TABLE 7 Influence of polymer solution treatment on in vitro release capabilities of insulin microparticle preparation Cumulative amount of insulin released Polymer solution (% of total insulin) treatment 1 hr 2 hr 4 hr 24 hr 4 day Untreated (n = 2) 29.3 47.4 56.8 61.6 61.6 Treated (n = 2) 21.8 39.8 49.0 49.0 49.0

Claims

1. A protein drug sustained-release microparticle preparation for injection, characterized by comprising a porous apatite or derivative thereof containing a protein drug, coated with or adhered to, an in vivo disappearing polymer.

2. The protein drug sustained-release microparticle preparation for injection according to claim 1, characterized in that the in vivo disappearing polymer is a block copolymer consisting of polyethylene glycol and polylactic acid or copolylactic-glycolic acid.

3. The protein drug sustained-release microparticle preparation for injection according to claim 2, characterized in that the block copolymer consisting of polyethylene glycol and polylactic acid or copolylactic-glycolic acid is a block copolymer consisting of polylactic acid or copolylactic-glycolic acid-polyethylene glycol-polylactic acid or copolylactic-glycolic-acid.

4. The protein drug sustained-release microparticle preparation for injection according to claim 2, characterized in that the block copolymer consisting of polyethylene glycol and polylactic acid or copolylactic-glycolic acid has a weight-average molecular weight of 3,000 to 20,000.

5. The protein drug sustained-release microparticle preparation for injection according to claim 2, characterized in that the block copolymer consisting of polyethylene glycol and polylactic acid or copolylactic-glycolic acid has 20 to 90% by weight of polyethylene glycol.

6. The protein drug sustained-release microparticle preparation for injection according to claim 1, characterized in that the porous apatite or derivative thereof contains a protein drug and a divalent metal salt.

7. The protein drug sustained-release microparticle preparation for injection according to claim 1, characterized in that the porous apatite or derivative thereof has a protein drug content of 5 to 30%.
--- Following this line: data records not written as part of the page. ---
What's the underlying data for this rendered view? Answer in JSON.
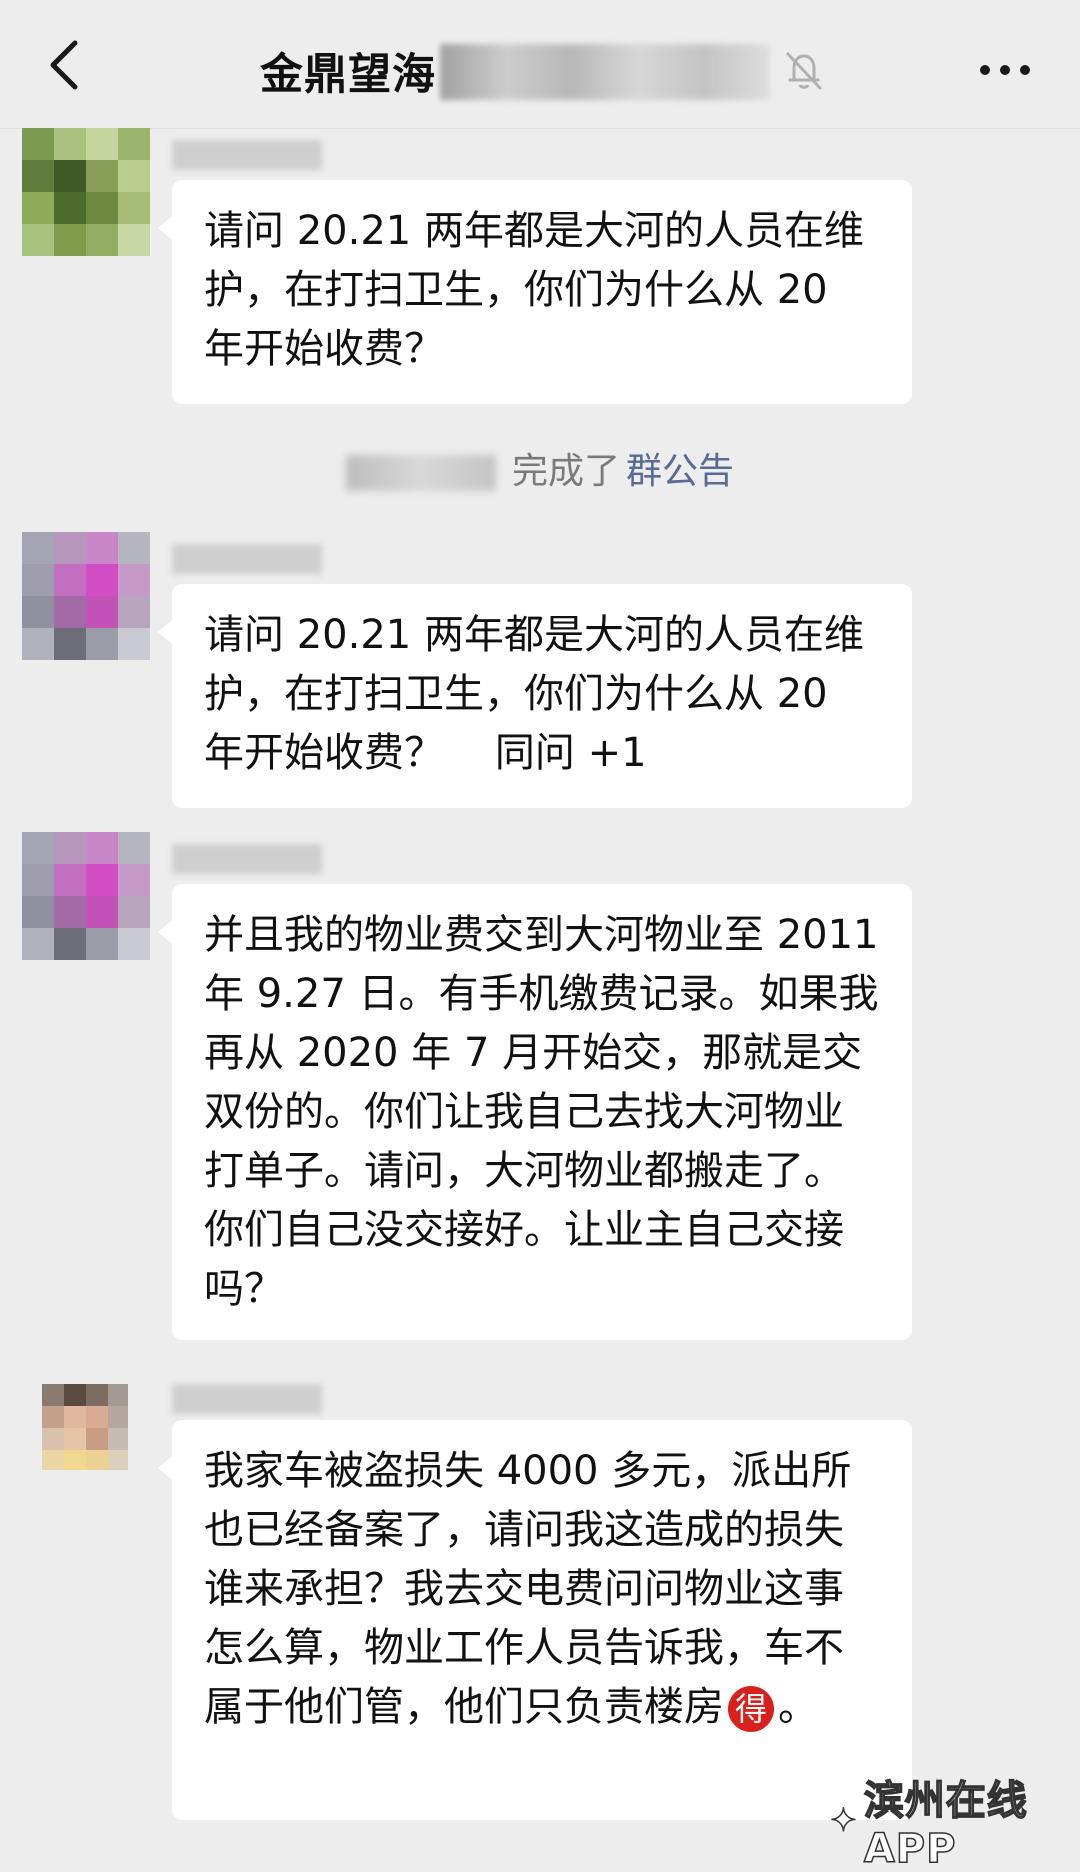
{
  "header": {
    "back_icon": "chevron-left-icon",
    "title": "金鼎望海",
    "mute_icon": "bell-off-icon",
    "more_icon": "more-dots-icon"
  },
  "messages": [
    {
      "text": "请问 20.21 两年都是大河的人员在维护，在打扫卫生，你们为什么从 20 年开始收费？"
    },
    {
      "text": "请问 20.21 两年都是大河的人员在维护，在打扫卫生，你们为什么从 20 年开始收费？    同问 +1"
    },
    {
      "text": "并且我的物业费交到大河物业至 2011 年 9.27 日。有手机缴费记录。如果我再从 2020 年 7 月开始交，那就是交双份的。你们让我自己去找大河物业打单子。请问，大河物业都搬走了。你们自己没交接好。让业主自己交接吗？"
    },
    {
      "text": "我家车被盗损失 4000 多元，派出所也已经备案了，请问我这造成的损失谁来承担？我去交电费问问物业这事怎么算，物业工作人员告诉我，车不属于他们管，他们只负责楼房",
      "emoji_char": "得",
      "tail": "。"
    }
  ],
  "system_notice": {
    "text": "完成了",
    "link": "群公告"
  },
  "watermark": {
    "text": "滨州在线APP"
  },
  "colors": {
    "background": "#ededed",
    "bubble": "#ffffff",
    "link": "#586b94",
    "system_text": "#7a7a7a"
  }
}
8. The protein drug sustained-release microparticle preparation for injection according to claim 1, characterized in that the porous apatite or derivative thereof has an average particle size of 0.5 to 30 μm.

9. The protein drug sustained-release microparticle preparation for injection according to claim 1, characterized in that the porous apatite or derivative thereof is treated in the range from 100 to 600° C.

10. The protein drug sustained-release microparticle preparation for injection according to claim 1, characterized in that the porous apatite or derivative thereof is an apatite derivative in which a portion of calcium in the porous apatite is substituted with zinc.

11. A process for producing a protein drug sustained-release microparticle preparation for injection, characterized by comprising dispersing microparticles of a porous apatite or derivative thereof in an aqueous solution of a protein drug, stirring the dispersion, dispersing the resulting powder in an aqueous solution or suspension of a biodegradable polymer, stirring the dispersion, and then freeze drying or vacuum drying to give a powder.

12. The protein drug sustained-release microparticle preparation for injection according to claim 3, characterized in that the block copolymer consisting of polyethylene glycol and polylactic acid or copolylactic-glycolic acid has 20 to 90% by weight of polyethylene glycol.